If the distance between the first and tenth minima of a double-slit pattern is 18.0 mm and the slits are separated by 0.150 mm with the screen 50.0 cm from the slits, what is the wavelength of the light used?

Short answer

Thus, the wavelength of light is $600nm$.

Step-by-step solution

The separation of slits.

The condition for a minimum in the two-slit interference pattern is$\mathbf{dsin\theta }\mathbf{=}\left(m+\frac{1}{2}\right)\mathbf{\lambda }$,where $\mathbf{d}$is the slit separation, $\mathbf{\lambda }$is the wavelength,$\mathbf{m}$is an integer, and $\mathbf{\theta }$is the angle made by the interfering rays with the forward direction. If $\mathbf{\theta }$is small, $\mathbf{sin\theta }$may be approximately by$\mathbf{\theta }$in radians.

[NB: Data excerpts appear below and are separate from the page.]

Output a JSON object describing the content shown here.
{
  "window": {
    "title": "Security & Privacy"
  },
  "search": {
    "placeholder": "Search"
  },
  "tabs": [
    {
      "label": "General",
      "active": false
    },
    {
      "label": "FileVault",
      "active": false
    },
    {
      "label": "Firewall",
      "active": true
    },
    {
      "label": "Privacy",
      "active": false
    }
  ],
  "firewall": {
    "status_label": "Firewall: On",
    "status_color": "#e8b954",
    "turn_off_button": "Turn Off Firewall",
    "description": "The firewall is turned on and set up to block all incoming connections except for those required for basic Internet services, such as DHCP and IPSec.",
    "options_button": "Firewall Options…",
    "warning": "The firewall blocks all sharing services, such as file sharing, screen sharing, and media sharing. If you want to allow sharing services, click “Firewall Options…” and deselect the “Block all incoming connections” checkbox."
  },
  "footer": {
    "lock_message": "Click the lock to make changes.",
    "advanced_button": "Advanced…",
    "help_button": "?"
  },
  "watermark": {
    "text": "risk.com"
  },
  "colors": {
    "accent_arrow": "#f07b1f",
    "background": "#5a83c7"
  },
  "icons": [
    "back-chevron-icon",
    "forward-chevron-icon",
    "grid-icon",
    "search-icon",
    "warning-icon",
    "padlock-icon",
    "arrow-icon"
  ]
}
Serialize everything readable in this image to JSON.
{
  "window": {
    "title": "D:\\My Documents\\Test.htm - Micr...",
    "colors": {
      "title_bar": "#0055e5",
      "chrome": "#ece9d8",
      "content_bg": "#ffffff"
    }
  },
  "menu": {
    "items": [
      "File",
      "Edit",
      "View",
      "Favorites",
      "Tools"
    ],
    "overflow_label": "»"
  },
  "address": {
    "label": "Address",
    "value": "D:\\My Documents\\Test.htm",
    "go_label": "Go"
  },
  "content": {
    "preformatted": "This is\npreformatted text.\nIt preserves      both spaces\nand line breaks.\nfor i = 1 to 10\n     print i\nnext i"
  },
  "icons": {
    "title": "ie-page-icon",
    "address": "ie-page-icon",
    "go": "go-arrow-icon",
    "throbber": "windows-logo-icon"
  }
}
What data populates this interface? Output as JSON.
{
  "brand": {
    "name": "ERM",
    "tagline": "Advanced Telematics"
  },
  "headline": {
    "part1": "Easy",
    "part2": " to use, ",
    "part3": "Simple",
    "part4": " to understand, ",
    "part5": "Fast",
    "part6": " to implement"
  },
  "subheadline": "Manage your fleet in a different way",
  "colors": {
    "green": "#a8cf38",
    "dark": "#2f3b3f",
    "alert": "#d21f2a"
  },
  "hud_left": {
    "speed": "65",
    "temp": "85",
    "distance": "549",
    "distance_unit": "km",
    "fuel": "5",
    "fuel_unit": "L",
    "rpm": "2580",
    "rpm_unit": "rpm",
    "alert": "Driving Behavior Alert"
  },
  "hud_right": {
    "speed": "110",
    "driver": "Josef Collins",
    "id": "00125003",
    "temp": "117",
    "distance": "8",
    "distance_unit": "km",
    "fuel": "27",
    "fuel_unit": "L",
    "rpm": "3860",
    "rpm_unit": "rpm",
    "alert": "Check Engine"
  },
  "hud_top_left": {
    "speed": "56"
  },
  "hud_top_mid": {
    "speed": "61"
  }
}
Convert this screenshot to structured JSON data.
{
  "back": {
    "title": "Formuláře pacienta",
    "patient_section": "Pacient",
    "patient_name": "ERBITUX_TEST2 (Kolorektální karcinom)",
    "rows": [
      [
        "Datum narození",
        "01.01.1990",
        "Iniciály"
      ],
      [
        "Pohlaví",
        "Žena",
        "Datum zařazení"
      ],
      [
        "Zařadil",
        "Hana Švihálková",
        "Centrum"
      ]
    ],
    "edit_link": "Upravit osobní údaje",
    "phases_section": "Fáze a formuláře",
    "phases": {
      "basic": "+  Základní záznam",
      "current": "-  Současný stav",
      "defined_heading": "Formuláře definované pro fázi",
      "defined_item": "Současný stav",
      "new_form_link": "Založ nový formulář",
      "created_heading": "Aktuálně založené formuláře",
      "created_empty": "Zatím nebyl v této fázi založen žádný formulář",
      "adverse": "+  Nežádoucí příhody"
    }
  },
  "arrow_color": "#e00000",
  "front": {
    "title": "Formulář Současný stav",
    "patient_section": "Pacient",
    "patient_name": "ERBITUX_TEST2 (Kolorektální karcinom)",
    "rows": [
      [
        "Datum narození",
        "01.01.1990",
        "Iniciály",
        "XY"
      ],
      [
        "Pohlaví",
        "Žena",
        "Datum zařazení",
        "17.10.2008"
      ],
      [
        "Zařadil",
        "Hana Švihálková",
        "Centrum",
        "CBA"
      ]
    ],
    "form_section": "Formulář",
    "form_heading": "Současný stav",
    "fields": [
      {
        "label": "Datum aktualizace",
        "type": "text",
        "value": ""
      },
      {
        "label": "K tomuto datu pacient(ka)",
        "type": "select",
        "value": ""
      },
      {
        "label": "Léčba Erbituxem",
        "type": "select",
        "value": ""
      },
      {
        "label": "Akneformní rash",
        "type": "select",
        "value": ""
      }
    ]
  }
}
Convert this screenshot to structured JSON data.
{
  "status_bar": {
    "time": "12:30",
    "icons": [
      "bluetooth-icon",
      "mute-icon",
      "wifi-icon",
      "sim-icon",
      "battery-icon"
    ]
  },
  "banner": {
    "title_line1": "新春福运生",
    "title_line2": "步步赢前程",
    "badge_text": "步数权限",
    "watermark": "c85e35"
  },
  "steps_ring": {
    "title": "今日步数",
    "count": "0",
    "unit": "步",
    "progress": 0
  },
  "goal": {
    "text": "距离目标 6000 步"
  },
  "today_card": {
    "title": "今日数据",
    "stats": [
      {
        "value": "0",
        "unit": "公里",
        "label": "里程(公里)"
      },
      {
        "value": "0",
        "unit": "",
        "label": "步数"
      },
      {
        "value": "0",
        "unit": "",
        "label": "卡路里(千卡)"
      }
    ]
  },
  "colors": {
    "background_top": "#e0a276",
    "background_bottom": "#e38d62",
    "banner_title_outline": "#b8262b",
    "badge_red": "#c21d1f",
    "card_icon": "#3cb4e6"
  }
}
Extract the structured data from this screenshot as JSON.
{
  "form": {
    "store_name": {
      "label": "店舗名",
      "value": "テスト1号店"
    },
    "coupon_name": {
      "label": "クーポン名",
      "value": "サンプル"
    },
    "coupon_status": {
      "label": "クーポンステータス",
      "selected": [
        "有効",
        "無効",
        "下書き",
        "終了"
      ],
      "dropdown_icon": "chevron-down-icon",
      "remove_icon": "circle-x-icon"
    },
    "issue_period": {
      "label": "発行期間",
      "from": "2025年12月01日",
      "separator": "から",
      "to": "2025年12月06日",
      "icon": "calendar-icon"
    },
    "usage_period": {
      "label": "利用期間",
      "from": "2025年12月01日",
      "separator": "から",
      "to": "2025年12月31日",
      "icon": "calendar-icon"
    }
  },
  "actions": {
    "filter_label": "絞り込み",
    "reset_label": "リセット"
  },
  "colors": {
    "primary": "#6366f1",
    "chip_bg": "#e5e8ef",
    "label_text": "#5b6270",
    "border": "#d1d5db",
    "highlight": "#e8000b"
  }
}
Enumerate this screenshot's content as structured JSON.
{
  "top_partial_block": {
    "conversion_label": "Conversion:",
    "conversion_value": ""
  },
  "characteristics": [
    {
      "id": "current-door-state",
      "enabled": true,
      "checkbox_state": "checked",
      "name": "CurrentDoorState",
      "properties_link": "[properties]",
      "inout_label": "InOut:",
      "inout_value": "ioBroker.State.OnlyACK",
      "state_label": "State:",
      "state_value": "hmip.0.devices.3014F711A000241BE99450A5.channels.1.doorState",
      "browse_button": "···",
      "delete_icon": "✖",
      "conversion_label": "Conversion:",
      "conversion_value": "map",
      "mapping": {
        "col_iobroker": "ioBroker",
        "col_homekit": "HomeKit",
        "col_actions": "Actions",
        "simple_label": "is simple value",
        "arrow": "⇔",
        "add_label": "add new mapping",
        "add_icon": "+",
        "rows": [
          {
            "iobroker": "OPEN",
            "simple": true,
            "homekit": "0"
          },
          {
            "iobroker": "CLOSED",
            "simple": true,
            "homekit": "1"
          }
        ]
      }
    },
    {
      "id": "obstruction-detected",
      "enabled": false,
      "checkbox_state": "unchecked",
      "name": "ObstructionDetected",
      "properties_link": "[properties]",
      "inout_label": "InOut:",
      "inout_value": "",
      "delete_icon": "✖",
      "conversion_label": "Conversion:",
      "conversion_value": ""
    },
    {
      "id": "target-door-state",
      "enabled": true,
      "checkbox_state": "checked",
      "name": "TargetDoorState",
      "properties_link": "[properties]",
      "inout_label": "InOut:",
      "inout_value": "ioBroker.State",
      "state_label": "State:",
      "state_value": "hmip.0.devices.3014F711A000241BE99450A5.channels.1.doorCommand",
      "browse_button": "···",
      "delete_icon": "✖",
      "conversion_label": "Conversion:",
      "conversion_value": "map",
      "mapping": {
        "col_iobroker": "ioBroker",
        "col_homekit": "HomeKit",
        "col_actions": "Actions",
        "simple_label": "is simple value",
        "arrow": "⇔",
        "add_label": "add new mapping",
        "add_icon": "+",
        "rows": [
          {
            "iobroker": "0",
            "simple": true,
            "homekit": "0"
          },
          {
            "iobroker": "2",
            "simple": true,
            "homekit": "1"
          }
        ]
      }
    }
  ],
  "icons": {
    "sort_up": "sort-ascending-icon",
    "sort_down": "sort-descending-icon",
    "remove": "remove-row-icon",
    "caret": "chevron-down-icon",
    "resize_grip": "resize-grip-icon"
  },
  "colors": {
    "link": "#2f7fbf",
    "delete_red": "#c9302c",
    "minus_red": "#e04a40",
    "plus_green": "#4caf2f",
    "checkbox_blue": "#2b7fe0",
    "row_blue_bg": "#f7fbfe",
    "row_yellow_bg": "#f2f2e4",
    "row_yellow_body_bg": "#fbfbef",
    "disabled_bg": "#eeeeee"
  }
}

Then, , $\theta =\left(m+\frac{1}{2}\right)\frac{\lambda }{d}$and the distance from the minimum to the central fringe is:

$$\begin{gathered} y=D\tan \theta \\ \approx D\sin \theta \\ \approx D\theta \\ =\left(m+\frac{1}{2}\right)\frac{D\lambda }{d} \end{gathered}$$

Where $D$is the distance from the slits to the screen. For the first minimum$m=0$ for the tenth one$m=9$ . The separation is:

$$\begin{gathered} \Delta y=\left(9+\frac{1}{2}\right)\frac{D\lambda }{d}-\frac{1}{2}\frac{D\lambda }{d} \\ =\frac{9D\lambda }{d} \end{gathered}$$

Calculate the wavelength of light. 

Solve for the wavelength as follows:

$$\begin{gathered} \lambda =\frac{d\Delta y}{9D} \\ =\frac{\left(0.15\times {10}^{-1}\text{m}\right)\left(18\times {10}^{-1}\text{m}\right)}{9\left(50\times {10}^{-2}\text{m}\right)} \\ =6.0\times {10}^{-7}\text{m} \\ =600\text{nm} \end{gathered}$$

Hence, the wavelength of light is $600nm$.